The path analysis model revealed that participation in SSC had no impact on clerkship performance, possibly because the clerkship score adopted in this study was the average score assessed by various tutors, each with differing standards across different specialties. Moreover, clerkship training encompasses operational skills, medical knowledge, and non-operational skills, whereas, SSC teaching primarily focuses on non-operational aspects. Conversely, students’ academic performance prior to clerkship directly influenced both their OSCE and clerkship performance. According to Miller’s pyramid of clinical competence, the academic performance of students is represented at the lowest level of the pyramid by “knowledge”. The assessments conducted in SSC and OSCE measure students at the “shows how” level, while clerkship performance represents the highest level of the pyramid by “does.” As students progress from novice (bottom) to expert (top), their learning trajectory should evolve accordingly [38, 39]. The Miller’s Pyramid is suitable to explain our research findings. Although academic performance showed no association with SSC outcomes in our study, it directly impacted students’ performance at the mid (OSCE) and top level (clerkship). Participation in SSC improved the OSCE performance, as both assessments were at the ‘shows how’ level. Previous studies underscore the importance of a robust knowledge foundation during OSCEs: the more knowledge students possess, the better they tend to perform [40, 41].

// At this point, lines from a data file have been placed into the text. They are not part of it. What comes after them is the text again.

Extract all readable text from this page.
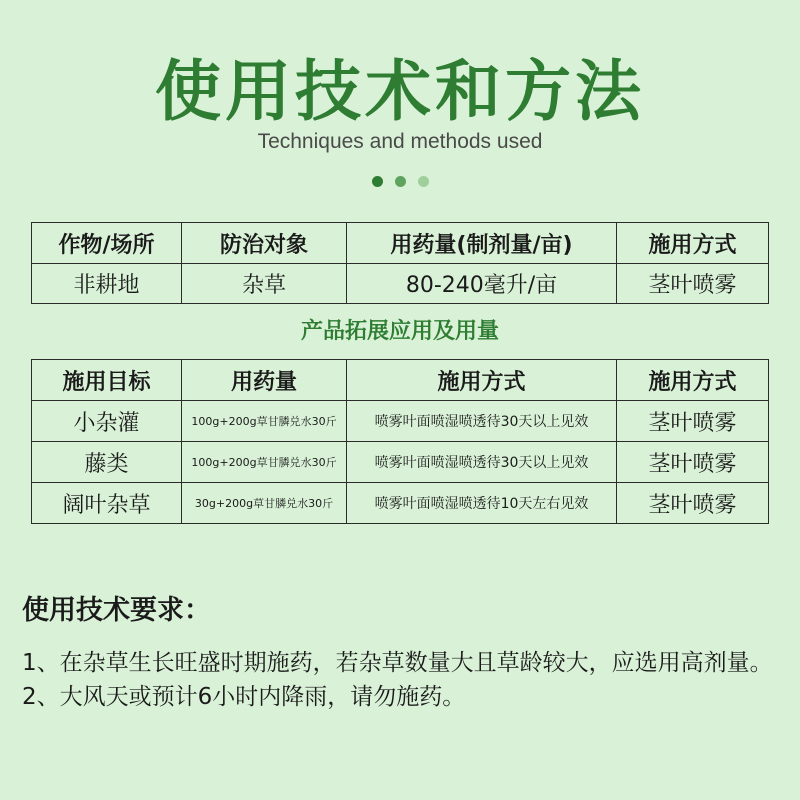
使用技术和方法
Techniques and methods used
作物/场所	防治对象	用药量(制剂量/亩)	施用方式
非耕地	杂草	80-240毫升/亩	茎叶喷雾
产品拓展应用及用量
施用目标	用药量	施用方式	施用方式
小杂灌	100g+200g草甘膦兑水30斤	喷雾叶面喷湿喷透待30天以上见效	茎叶喷雾
藤类	100g+200g草甘膦兑水30斤	喷雾叶面喷湿喷透待30天以上见效	茎叶喷雾
阔叶杂草	30g+200g草甘膦兑水30斤	喷雾叶面喷湿喷透待10天左右见效	茎叶喷雾
使用技术要求：
1、在杂草生长旺盛时期施药，若杂草数量大且草龄较大，应选用高剂量。
2、大风天或预计6小时内降雨，请勿施药。
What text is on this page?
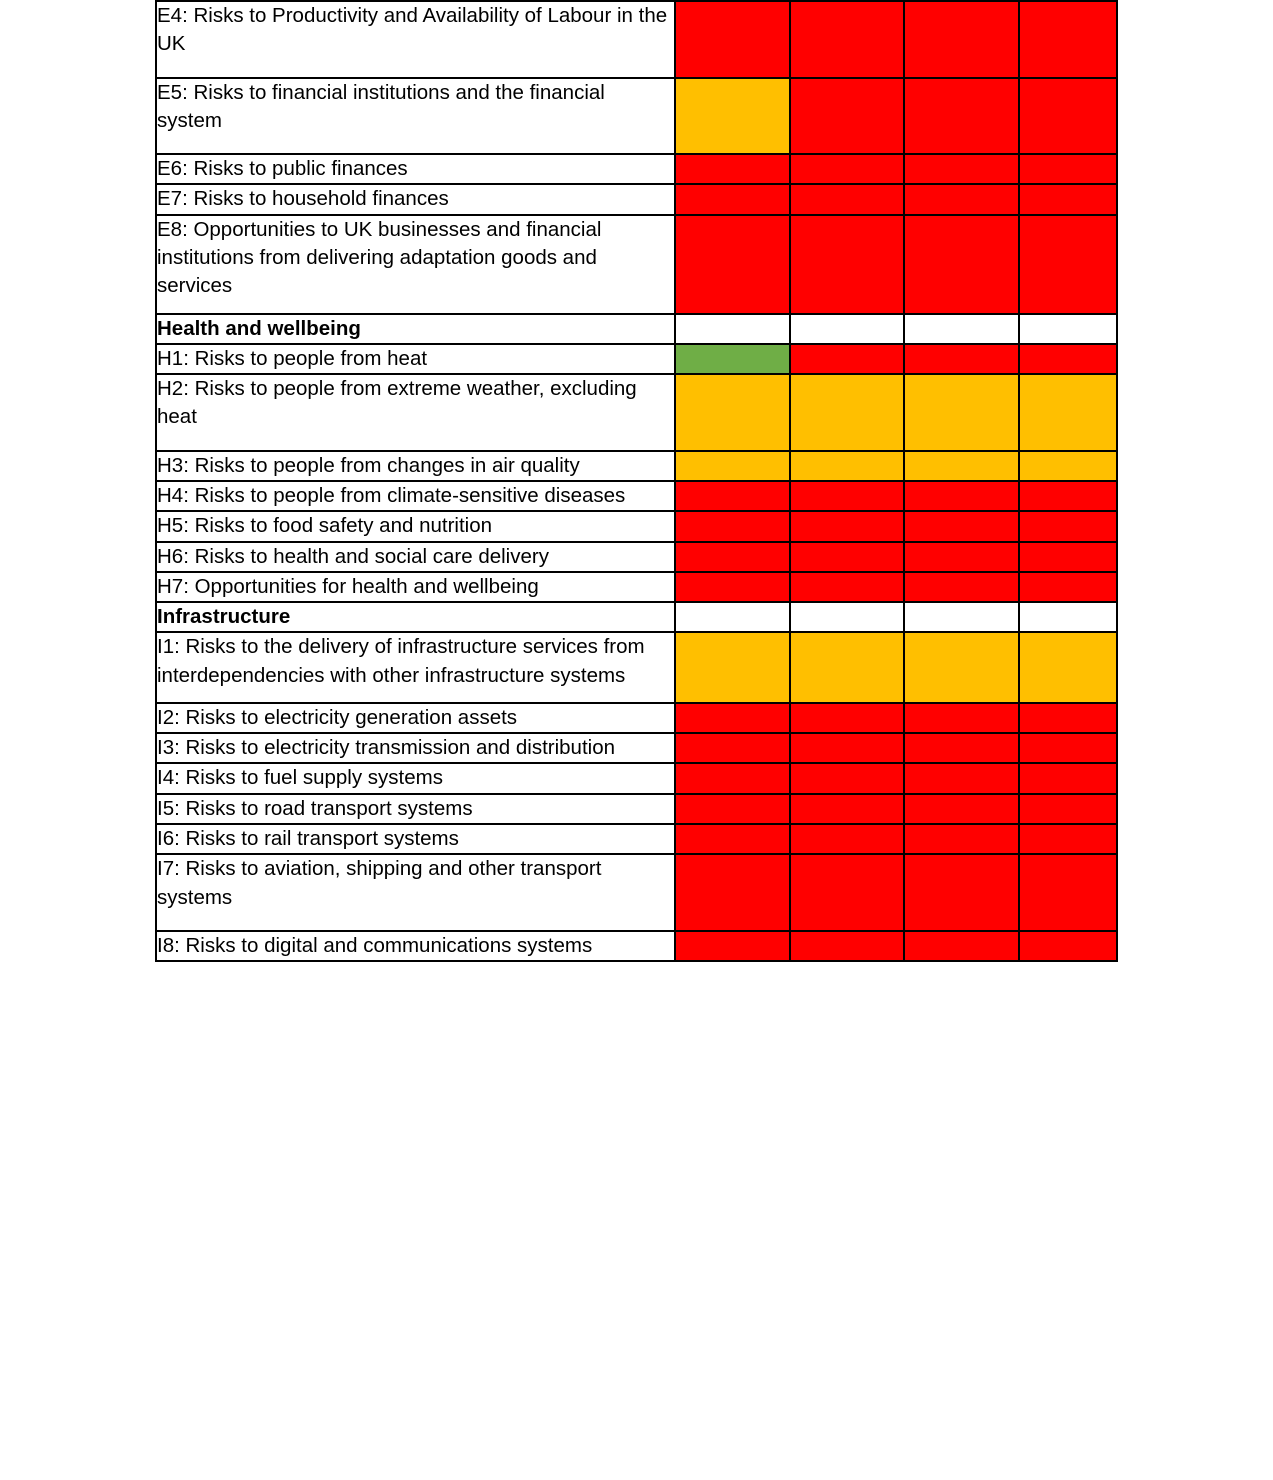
E4: Risks to Productivity and Availability of Labour in the UK

E5: Risks to financial institutions and the financial system

E6: Risks to public finances

E7: Risks to household finances

E8: Opportunities to UK businesses and financial institutions from delivering adaptation goods and services

Health and wellbeing				
H1: Risks to people from heat

H2: Risks to people from extreme weather, excluding heat

H3: Risks to people from changes in air quality

H4: Risks to people from climate-sensitive diseases

H5: Risks to food safety and nutrition

H6: Risks to health and social care delivery

H7: Opportunities for health and wellbeing

Infrastructure				
I1: Risks to the delivery of infrastructure services from interdependencies with other infrastructure systems

I2: Risks to electricity generation assets

I3: Risks to electricity transmission and distribution

I4: Risks to fuel supply systems

I5: Risks to road transport systems

I6: Risks to rail transport systems

I7: Risks to aviation, shipping and other transport systems

I8: Risks to digital and communications systems
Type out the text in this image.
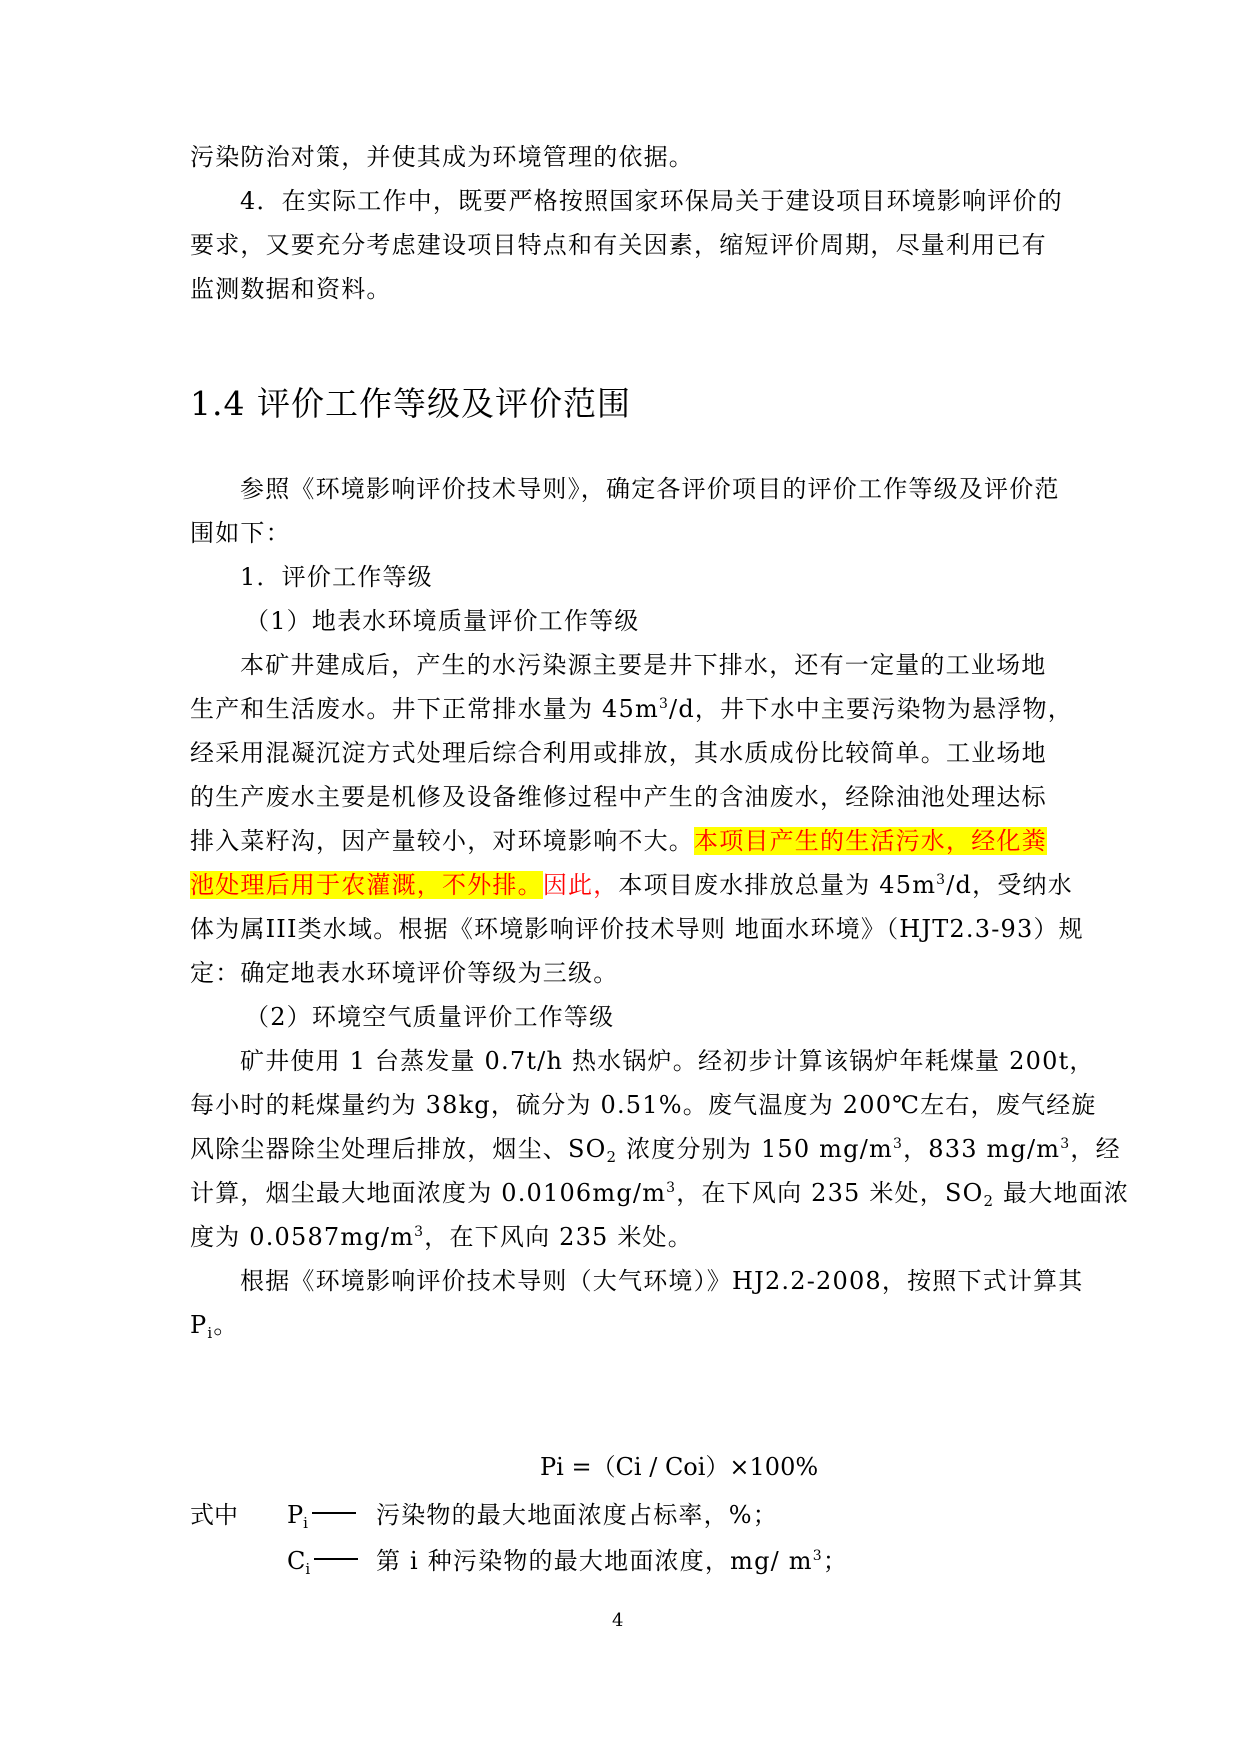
污染防治对策，并使其成为环境管理的依据。
4．在实际工作中，既要严格按照国家环保局关于建设项目环境影响评价的
要求，又要充分考虑建设项目特点和有关因素，缩短评价周期，尽量利用已有
监测数据和资料。
1.4 评价工作等级及评价范围
参照《环境影响评价技术导则》，确定各评价项目的评价工作等级及评价范
围如下：
1．评价工作等级
（1）地表水环境质量评价工作等级
本矿井建成后，产生的水污染源主要是井下排水，还有一定量的工业场地
生产和生活废水。井下正常排水量为 $45m^3/d$，井下水中主要污染物为悬浮物，
经采用混凝沉淀方式处理后综合利用或排放，其水质成份比较简单。工业场地
的生产废水主要是机修及设备维修过程中产生的含油废水，经除油池处理达标
排入菜籽沟，因产量较小，对环境影响不大。本项目产生的生活污水，经化粪
池处理后用于农灌溉，不外排。因此，本项目废水排放总量为 $45m^3/d$，受纳水
体为属III类水域。根据《环境影响评价技术导则 地面水环境》（HJT2.3-93）规
定：确定地表水环境评价等级为三级。
（2）环境空气质量评价工作等级
矿井使用 1 台蒸发量 0.7t/h 热水锅炉。经初步计算该锅炉年耗煤量 200t，
每小时的耗煤量约为 38kg，硫分为 0.51%。废气温度为 200℃左右，废气经旋
风除尘器除尘处理后排放，烟尘、$SO_2$ 浓度分别为 150 $mg/m^3$，833 $mg/m^3$，经
计算，烟尘最大地面浓度为 $0.0106mg/m^3$，在下风向 235 米处，$SO_2$ 最大地面浓
度为 $0.0587mg/m^3$，在下风向 235 米处。
根据《环境影响评价技术导则（大气环境）》HJ2.2-2008，按照下式计算其
$P_i$。
Pi =（Ci / Coi）×100%
式中 $P_i$	污染物的最大地面浓度占标率，%；
$C_i$	第 i 种污染物的最大地面浓度，mg/ $m^3$；
4
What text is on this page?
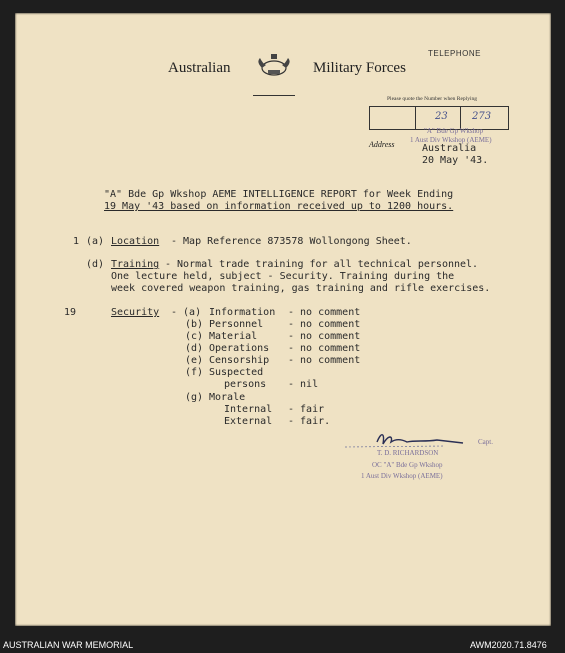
Australian	Military Forces
TELEPHONE
Please quote the Number when Replying
23 273
"A" Bde Gp Wkshop
1 Aust Div Wkshop (AEME)
Address	Australia
20 May '43.
"A" Bde Gp Wkshop AEME INTELLIGENCE REPORT for Week Ending
19 May '43 based on information received up to 1200 hours.
1 (a) Location - Map Reference 873578 Wollongong Sheet.
(d) Training - Normal trade training for all technical personnel.
One lecture held, subject - Security. Training during the
week covered weapon training, gas training and rifle exercises.
19	Security - (a) Information - no comment
(b) Personnel - no comment
(c) Material	- no comment
(d) Operations - no comment
(e) Censorship - no comment
(f) Suspected
persons - nil
(g) Morale
Internal - fair
External - fair.
Capt.
T. D. RICHARDSON
OC "A" Bde Gp Wkshop
1 Aust Div Wkshop (AEME)
AUSTRALIAN WAR MEMORIAL	AWM2020.71.8476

This study had certain limitations. Firstly, the sample size was restricted to a single university class size; secondly, there may have been a selection bias, as students who volunteered for the study might have had more interest in innovative teaching activities than those who did not. Given that majority of students (80.5%) chose to participate in SSC, there were insufficient students to serve as a control group in this study. Thirdly, due to the inadequate sample size for exploratory factor analysis, we were unable to assess the scale’s construct validity. Nonetheless, student engagement has been shown to promote better learning outcomes. Therefore, further studies involving larger sample sizes or across multiple colleges are needed to investigate these issues among dental students comprehensively.

Conclusions

SSC can enhance dental students’ non-operational clinical competency and OSCE performance effectively. Simulated patient encounters with feedback in the dental curricula have led to improved communication. Based on our findings, we suggest implementing SSC teaching before the OSCE to improve communication and cognitive skills in dentistry trainees.